Wednesday, February 3, 2010

V. Dmitrasinovic --- DsJ*(2317), and DJ*(2308) as candidates for tetraquarks?



I asked the question: "What one thing would you like astrophysicists to talk away from your talk?"

Answer: The answer to this question is not clear at this point, but it may require 5-10 years to determine if the present work has implications for astrophysics.

In discussion, it was stated: We have seen three quark baryons (protons, neutrons) and q-qbar mesons, but multi-quark states are not observed and not well understood, and they may well exist. It therefore seems not unlikely that multiquark states are going to important at nuclear and super-nuclear density. Thus, to understand supernuclear density matter, we are going to need much work on multi-quark states.
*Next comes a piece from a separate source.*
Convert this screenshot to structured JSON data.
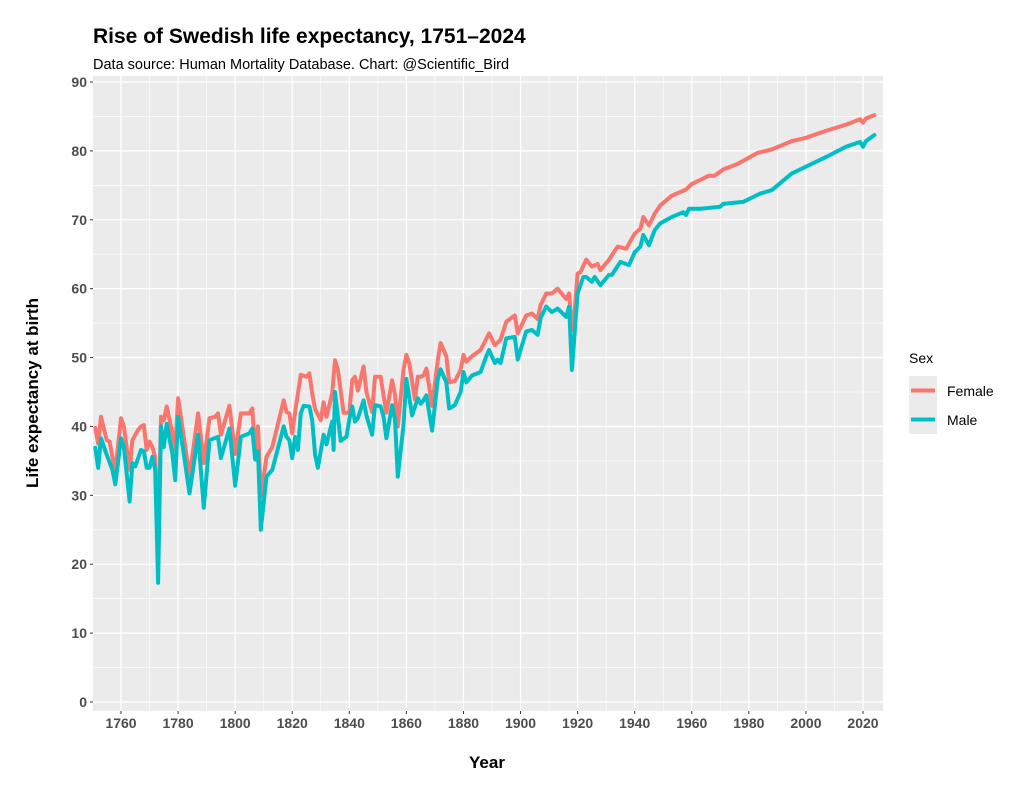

There are some major uncertainties in this work. These include color confinement violation, which (with three colors) is expected; in tetraquarks, there are two color singlets; in pentaquarks, more, etc.... All color singlets may mix. Therefore al color eigenstates ought to be observable.

Monday, February 1, 2010

Y. Sekiguchi -- Formulation and application of general relativistic neutrino leakage scheme

K. Kotake -- Neutrino-driven explosion of massive stars



Kotake reviewed the multi-dimensional MHD with neutrino transport supernovae explosion simulations, and showed results from his own simulations.